Juste à cette époque, il arriva à ce même Isey une aventure qui fit un bruit terrible et dont je n'eus la clef que bien plus tard. Le roi et le cardinal s'en mêlèrent, tout Paris s'en agita, on ne parlait d'autre chose, et, pour ma part, je m'égosillais en conjectures.
Voici le fait :
Un soir, assez tard Isey reçut un billet par lequel on l'engageait à se rendre, le lendemain à six heures, rue du Pot-de-Fer, près du Luxembourg. Il tenait à gagner de l'argent, à agrandir le cercle de ses pratiques, il s'y rendit, et trouva un homme qui l'attendait et le pria de le suivre.
- Ce n'est donc pas ici ?
- Non, monsieur, c'est tout près.
Isey crut à quelque accouchement clandestin et ne fit aucune réflexion, cela lui arrivait souvent. On le conduisit à une porte assez mesquine ; l'homme frappa, on lui ouvrit, il fit entrer Isey et resta dans la rue.

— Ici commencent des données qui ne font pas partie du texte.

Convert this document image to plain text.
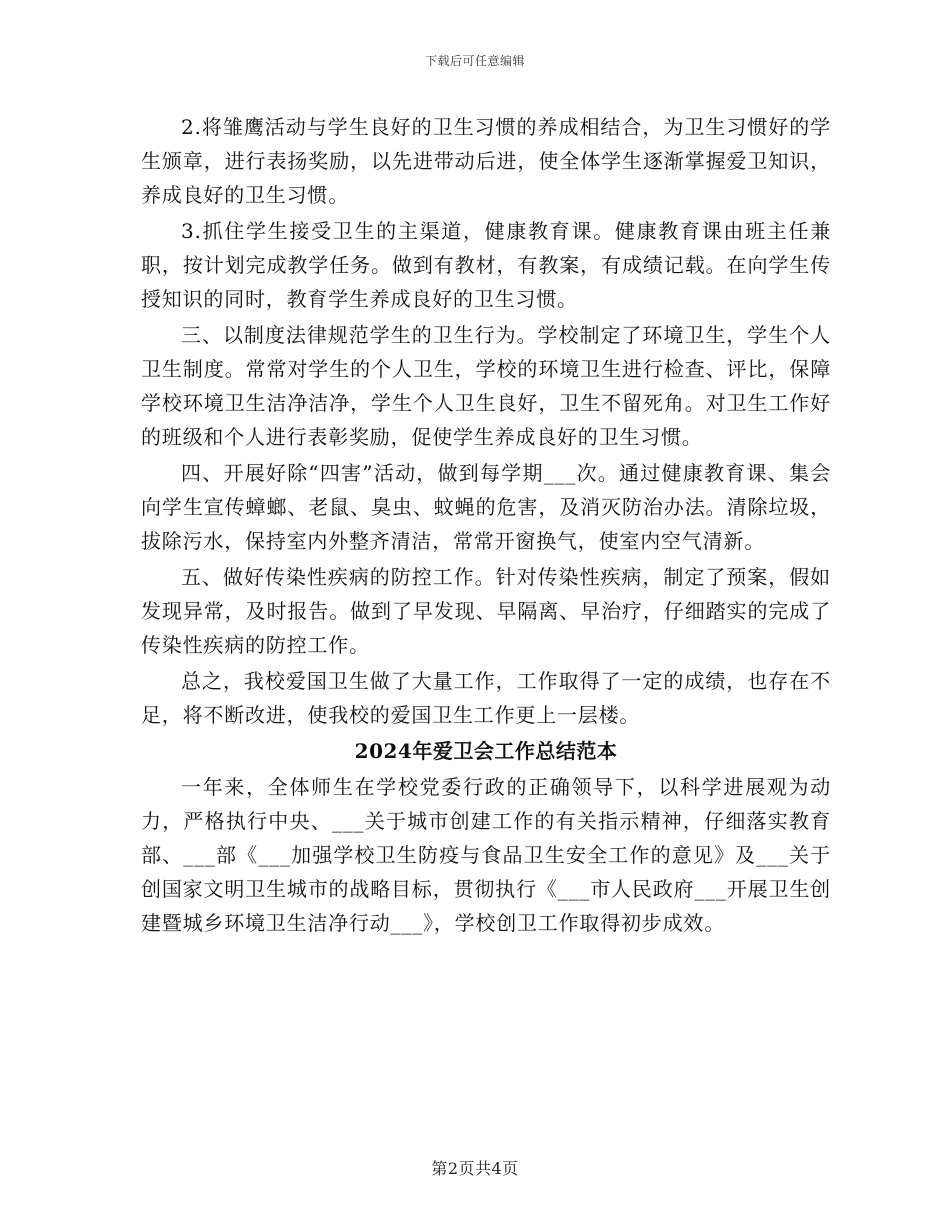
下载后可任意编辑

2.将雏鹰活动与学生良好的卫生习惯的养成相结合，为卫生习惯好的学生颁章，进行表扬奖励，以先进带动后进，使全体学生逐渐掌握爱卫知识，养成良好的卫生习惯。

3.抓住学生接受卫生的主渠道，健康教育课。健康教育课由班主任兼职，按计划完成教学任务。做到有教材，有教案，有成绩记载。在向学生传授知识的同时，教育学生养成良好的卫生习惯。

三、以制度法律规范学生的卫生行为。学校制定了环境卫生，学生个人卫生制度。常常对学生的个人卫生，学校的环境卫生进行检查、评比，保障学校环境卫生洁净洁净，学生个人卫生良好，卫生不留死角。对卫生工作好的班级和个人进行表彰奖励，促使学生养成良好的卫生习惯。

四、开展好除“四害”活动，做到每学期___次。通过健康教育课、集会向学生宣传蟑螂、老鼠、臭虫、蚊蝇的危害，及消灭防治办法。清除垃圾，拔除污水，保持室内外整齐清洁，常常开窗换气，使室内空气清新。

五、做好传染性疾病的防控工作。针对传染性疾病，制定了预案，假如发现异常，及时报告。做到了早发现、早隔离、早治疗，仔细踏实的完成了传染性疾病的防控工作。

总之，我校爱国卫生做了大量工作，工作取得了一定的成绩，也存在不足，将不断改进，使我校的爱国卫生工作更上一层楼。

2024年爱卫会工作总结范本

一年来，全体师生在学校党委行政的正确领导下，以科学进展观为动力，严格执行中央、___关于城市创建工作的有关指示精神，仔细落实教育部、___部《___加强学校卫生防疫与食品卫生安全工作的意见》及___关于创国家文明卫生城市的战略目标，贯彻执行《___市人民政府___开展卫生创建暨城乡环境卫生洁净行动___》，学校创卫工作取得初步成效。

第2页共4页
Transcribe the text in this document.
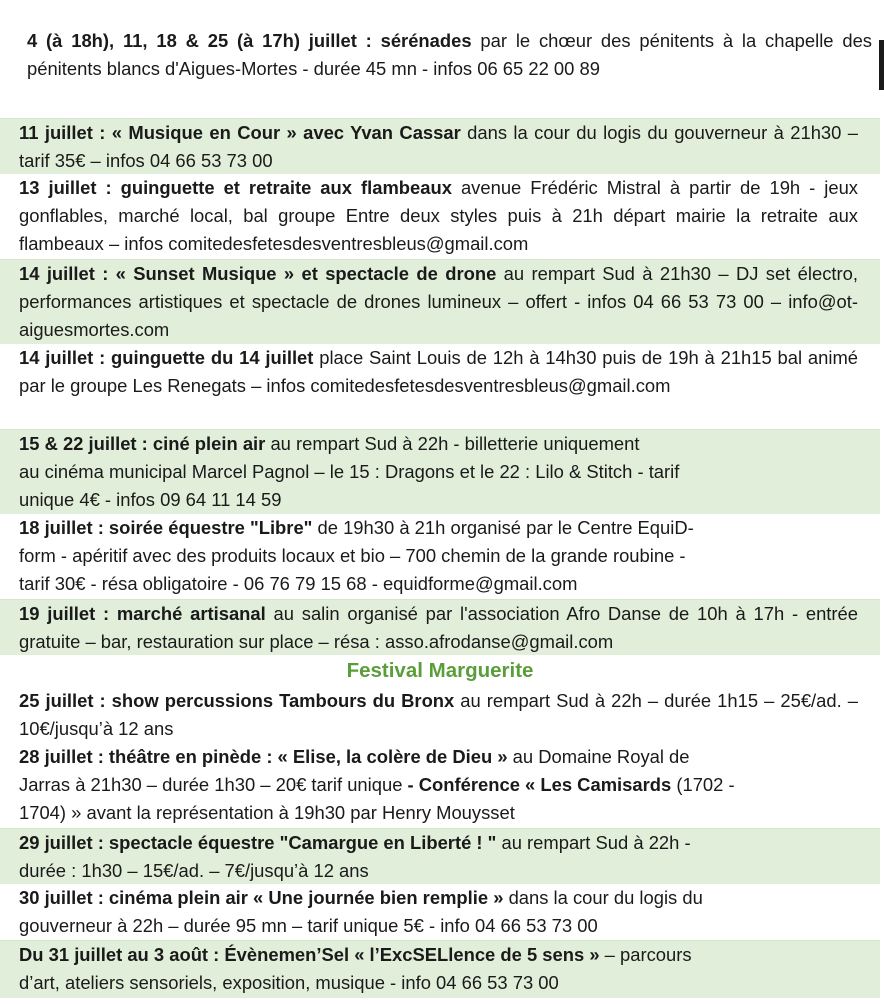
4 (à 18h), 11, 18 & 25 (à 17h) juillet : sérénades par le chœur des pénitents à la chapelle des pénitents blancs d'Aigues-Mortes - durée 45 mn - infos 06 65 22 00 89
11 juillet : « Musique en Cour » avec Yvan Cassar dans la cour du logis du gouverneur à 21h30 – tarif 35€ – infos 04 66 53 73 00
13 juillet : guinguette et retraite aux flambeaux avenue Frédéric Mistral à partir de 19h - jeux gonflables, marché local, bal groupe Entre deux styles puis à 21h départ mairie la retraite aux flambeaux – infos comitedesfetesdesventresbleus@gmail.com
14 juillet : « Sunset Musique » et spectacle de drone au rempart Sud à 21h30 – DJ set électro, performances artistiques et spectacle de drones lumineux – offert - infos 04 66 53 73 00 – info@ot-aiguesmortes.com
14 juillet : guinguette du 14 juillet place Saint Louis de 12h à 14h30 puis de 19h à 21h15 bal animé par le groupe Les Renegats – infos comitedesfetesdesventresbleus@gmail.com
15 & 22 juillet : ciné plein air au rempart Sud à 22h - billetterie uniquement
au cinéma municipal Marcel Pagnol – le 15 : Dragons et le 22 : Lilo & Stitch - tarif
unique 4€ - infos 09 64 11 14 59
18 juillet : soirée équestre "Libre" de 19h30 à 21h organisé par le Centre EquiD-
form - apéritif avec des produits locaux et bio – 700 chemin de la grande roubine -
tarif 30€ - résa obligatoire - 06 76 79 15 68 - equidforme@gmail.com
19 juillet : marché artisanal au salin organisé par l'association Afro Danse de 10h à 17h - entrée gratuite – bar, restauration sur place – résa : asso.afrodanse@gmail.com
Festival Marguerite
25 juillet : show percussions Tambours du Bronx au rempart Sud à 22h – durée 1h15 – 25€/ad. – 10€/jusqu’à 12 ans
28 juillet : théâtre en pinède : « Elise, la colère de Dieu » au Domaine Royal de
Jarras à 21h30 – durée 1h30 – 20€ tarif unique - Conférence « Les Camisards (1702 -
1704) » avant la représentation à 19h30 par Henry Mouysset
29 juillet : spectacle équestre "Camargue en Liberté ! " au rempart Sud à 22h -
durée : 1h30 – 15€/ad. – 7€/jusqu’à 12 ans
30 juillet : cinéma plein air « Une journée bien remplie » dans la cour du logis du
gouverneur à 22h – durée 95 mn – tarif unique 5€ - info 04 66 53 73 00
Du 31 juillet au 3 août : Évènemen’Sel « l’ExcSELlence de 5 sens » – parcours
d’art, ateliers sensoriels, exposition, musique - info 04 66 53 73 00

Le portier se présenta et dit à Isey de monter au premier, qu'on l'attendait. Il monta et entra dans une antichambre tendue de blanc, où tout était blanc. Un laquais fait à peindre, vêtu de blanc des pieds à la tête, poudré à frimas avec la bourse de cheveux blanche, vint à lui, fit une profonde révérence, et lui dit, en s'agenouillant près de lui avec un torchon à chaque main :
- Permettez, monsieur.
- Quoi ?
- Il faut vous essuyer les pieds.
- C'est inutile, je n'ai pas marché, je sors de ma chaise.
- Il le faut, monsieur, j'ai mes ordres.
Le médecin se laissa faire, un peu étonné ; ces allures étaient étranges.
La cérémonie faite, on lui ouvrit deux autres pièces, tendues de blanc, comme la première ; au bout de la seconde, il aperçut un nouveau laquais, vêtu comme l'autre, et qui bon gré mal gré, recommença l'essuiement.
Enfin on l'introduisit dans une chambre à coucher, où les murs, les fauteuils, les rideaux, les tables, le plancher le plafond, tout était blanc. Un personnage en bonnet de nuit, en robe de chambre, blanche comme le reste, avec un masque blanc, était assis près de la cheminée.
Dès qu'il aperçut Isey, il resta un instant à le regarder ; puis il lui dit d'un ton sépulcral :
- J'ai le diable dans le corps.
- Eh bien monsieur, que voulez-vous que j'y fasse ?
- Je ne vous ai pas fait venir pour parler. Attendez et taisez-vous.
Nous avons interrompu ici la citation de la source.